Corée du Sud et Taïwan
Pas de ralentissement de la très forte croissance des exportations. Cela s’explique par la hausse des prix et des volumes des exportations résultant de l’expansion de l’IA (valeur totale des exportations en mai : +52% en g.a. à Taïwan, +53% en Corée du Sud).
Inde
L'inflation a atteint en mai son plus haut niveau depuis 15 mois, à 3,9% en g.a. (contre 3,5% en avril), sous l'effet de la hausse des prix des carburants (+2%) et des denrées alimentaires (4,8%). La hausse de l’inflation devrait se poursuivre en raison de la vague de chaleur et des perturbations dans les chaînes d’approvisionnement. Jusqu’à présent, la RBI a maintenu ses taux directeurs inchangés mais la probabilité d’une hausse des taux en août a considérablement augmenté.
Indonésie
Une hausse inattendue des taux d'intérêt pour soutenir la roupie. Cette mesure ne devrait toutefois pas suffire, car les investisseurs s'inquiètent de plus en plus de la discipline budgétaire et de la baisse de la qualité de la gouvernance.
EUROPE ÉMERGENTE
Turquie
Statu quo monétaire. La Banque centrale de la République de Turquie (CBRT) a laissé son taux directeur inchangé à 37,0%, conformément aux attentes, et maintenu le taux de prêt au jour le jour à 40,0%. La CBRT a noté que la tendance sous-jacente de l'inflation, qui avait accéléré en avril, en raison de facteurs liés à l'énergie, s'est quelque peu modérée en mai. La quasi-stagnation du PIB réel au premier trimestre (+0,1% t/t) et les indicateurs avancés suggèrent que l'activité économique continue de ralentir, soutenant le processus de désinflation en cours.
AMÉRIQUE LATINE
Mexique
L'inflation globale s'est révélée inférieure aux prévisions en mai (3,9% en g.a. contre 4,5% en avril) en raison d'une baisse significative du taux d'inflation des produits agricoles.
Pérou
Comme prévu, la Banque centrale a maintenu son taux directeur à 4,25% pour le 9e mois consécutif. L'inflation IPC à Lima a ralenti à 3,9% en g.a. en mai (contre 4% en avril). Toutefois, les pressions inflationnistes persistent (inflation sous-jacente à 4,5% en mai). La Banque centrale s'est déclarée prête à resserrer sa politique monétaire si nécessaire. Par ailleurs, le second tour de l'élection présidentielle, entre Keiko Fujimori et Roberto Sánchez, reste trop serré pour permettre de désigner un vainqueur. Les autorités électorales prévoient désormais d'annoncer les résultats définitifs en juillet.
MATIÈRES PREMIÈRES
Après l'annonce d'un accord provisoire entre les États-Unis et l'Iran, dont la signature est prévue le 19 juin, les cours du Brent ont atteint leur plus bas niveau depuis début mars, à 83 USD/b. Cet accord devrait prolonger le cessez-le-feu de 60 jours et permettre la réouverture progressive du détroit d'Ormuz.

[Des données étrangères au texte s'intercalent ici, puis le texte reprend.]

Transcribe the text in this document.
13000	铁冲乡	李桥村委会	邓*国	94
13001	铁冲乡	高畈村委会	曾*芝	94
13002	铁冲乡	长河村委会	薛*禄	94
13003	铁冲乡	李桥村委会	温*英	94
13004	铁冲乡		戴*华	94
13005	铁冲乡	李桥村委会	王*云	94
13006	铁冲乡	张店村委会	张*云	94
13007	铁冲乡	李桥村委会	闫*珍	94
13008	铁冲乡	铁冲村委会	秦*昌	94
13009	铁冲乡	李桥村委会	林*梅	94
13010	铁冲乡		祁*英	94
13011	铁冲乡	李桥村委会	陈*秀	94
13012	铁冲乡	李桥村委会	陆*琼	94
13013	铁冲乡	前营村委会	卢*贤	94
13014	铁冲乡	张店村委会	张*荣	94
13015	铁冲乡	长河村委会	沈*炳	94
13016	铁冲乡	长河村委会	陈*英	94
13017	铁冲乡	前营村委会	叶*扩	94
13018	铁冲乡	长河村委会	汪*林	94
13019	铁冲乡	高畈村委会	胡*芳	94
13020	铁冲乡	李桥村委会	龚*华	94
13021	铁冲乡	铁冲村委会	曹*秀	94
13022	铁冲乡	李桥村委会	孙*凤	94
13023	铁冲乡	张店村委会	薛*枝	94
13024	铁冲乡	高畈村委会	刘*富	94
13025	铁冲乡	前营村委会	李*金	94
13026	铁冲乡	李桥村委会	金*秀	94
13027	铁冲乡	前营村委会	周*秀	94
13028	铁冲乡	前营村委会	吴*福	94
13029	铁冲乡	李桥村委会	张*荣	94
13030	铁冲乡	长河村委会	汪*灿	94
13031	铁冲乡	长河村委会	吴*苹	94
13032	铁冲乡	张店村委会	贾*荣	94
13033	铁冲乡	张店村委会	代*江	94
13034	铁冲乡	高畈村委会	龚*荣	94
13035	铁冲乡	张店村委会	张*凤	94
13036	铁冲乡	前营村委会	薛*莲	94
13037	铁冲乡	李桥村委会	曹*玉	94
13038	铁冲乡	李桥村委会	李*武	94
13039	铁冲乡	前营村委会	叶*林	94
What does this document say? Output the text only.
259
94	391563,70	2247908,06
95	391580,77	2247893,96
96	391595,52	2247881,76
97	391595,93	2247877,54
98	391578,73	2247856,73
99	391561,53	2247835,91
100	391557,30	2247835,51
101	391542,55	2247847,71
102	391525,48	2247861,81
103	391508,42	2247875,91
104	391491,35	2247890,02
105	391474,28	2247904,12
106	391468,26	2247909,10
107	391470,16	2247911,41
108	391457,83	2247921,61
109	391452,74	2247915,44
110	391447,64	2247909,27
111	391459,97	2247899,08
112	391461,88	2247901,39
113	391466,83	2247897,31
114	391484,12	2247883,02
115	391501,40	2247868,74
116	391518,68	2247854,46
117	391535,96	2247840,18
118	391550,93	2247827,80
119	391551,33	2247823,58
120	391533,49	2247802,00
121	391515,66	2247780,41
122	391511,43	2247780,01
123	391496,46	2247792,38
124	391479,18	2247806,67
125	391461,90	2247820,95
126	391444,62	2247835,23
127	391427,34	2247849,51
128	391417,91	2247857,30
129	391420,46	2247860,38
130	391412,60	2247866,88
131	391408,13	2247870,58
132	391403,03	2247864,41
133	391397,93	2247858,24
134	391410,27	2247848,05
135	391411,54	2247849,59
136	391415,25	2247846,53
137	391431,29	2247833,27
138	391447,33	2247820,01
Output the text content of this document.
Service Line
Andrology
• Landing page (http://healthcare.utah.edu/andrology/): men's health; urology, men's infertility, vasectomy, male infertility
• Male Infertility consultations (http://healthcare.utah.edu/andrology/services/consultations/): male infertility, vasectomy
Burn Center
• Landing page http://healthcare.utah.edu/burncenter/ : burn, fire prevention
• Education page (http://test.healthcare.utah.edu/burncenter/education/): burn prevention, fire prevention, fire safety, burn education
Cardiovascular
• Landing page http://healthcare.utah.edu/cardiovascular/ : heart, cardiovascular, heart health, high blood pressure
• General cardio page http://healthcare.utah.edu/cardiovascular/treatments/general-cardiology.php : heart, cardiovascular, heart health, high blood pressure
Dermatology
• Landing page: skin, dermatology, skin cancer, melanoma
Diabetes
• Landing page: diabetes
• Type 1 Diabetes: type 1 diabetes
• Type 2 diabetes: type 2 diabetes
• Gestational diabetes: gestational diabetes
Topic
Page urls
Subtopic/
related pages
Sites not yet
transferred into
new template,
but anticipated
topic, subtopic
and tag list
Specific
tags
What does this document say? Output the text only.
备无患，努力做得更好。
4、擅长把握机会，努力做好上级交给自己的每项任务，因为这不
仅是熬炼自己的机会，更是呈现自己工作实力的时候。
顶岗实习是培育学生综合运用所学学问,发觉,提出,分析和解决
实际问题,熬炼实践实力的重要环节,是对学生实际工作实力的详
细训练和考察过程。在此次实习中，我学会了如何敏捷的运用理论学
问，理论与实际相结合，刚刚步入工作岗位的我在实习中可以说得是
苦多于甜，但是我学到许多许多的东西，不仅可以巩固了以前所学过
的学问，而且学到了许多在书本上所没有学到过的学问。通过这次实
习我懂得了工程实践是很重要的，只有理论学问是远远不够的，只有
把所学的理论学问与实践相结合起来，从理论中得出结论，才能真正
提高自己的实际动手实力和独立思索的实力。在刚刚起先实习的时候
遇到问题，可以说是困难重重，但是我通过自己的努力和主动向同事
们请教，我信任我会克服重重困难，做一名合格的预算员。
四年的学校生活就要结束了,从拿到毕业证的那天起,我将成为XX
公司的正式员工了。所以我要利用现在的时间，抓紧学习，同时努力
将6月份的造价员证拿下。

La demande de pétrole ralentit, le solaire prend son essor. L'OPEP+ et l'Agence américaine d'information sur l'énergie (EIA) ont revu à la baisse leurs prévisions de croissance de la demande mondiale de pétrole pour 2026. L'OPEP+ a réduit sa prévision de 0,2 mb/j pour la deuxième fois depuis le début du conflit (la ramenant à 106,13 mb/j), soulignant l'incertitude mondiale qui pèse sur la consommation. L'EIA estime désormais que la demande mondiale de pétrole devrait baisser de 1,1 mb/j pour s'établir à 102,86 mb/j, alors qu'elle prévoyait une hausse dans ses précédents rapports. L'OPEP+ table toujours sur une croissance de la demande mondiale de pétrole de 1 mb/j en g.a. pour 2026. Par ailleurs, l'énergie solaire a dépassé le charbon dans la production d'électricité aux États-Unis en mai, marquant la première fois qu'une source renouvelable devance les combustibles fossiles sur un mois. L'énergie solaire et le stockage ont représenté ensemble 91% des nouvelles capacités installées aux États-Unis au premier trimestre 2026.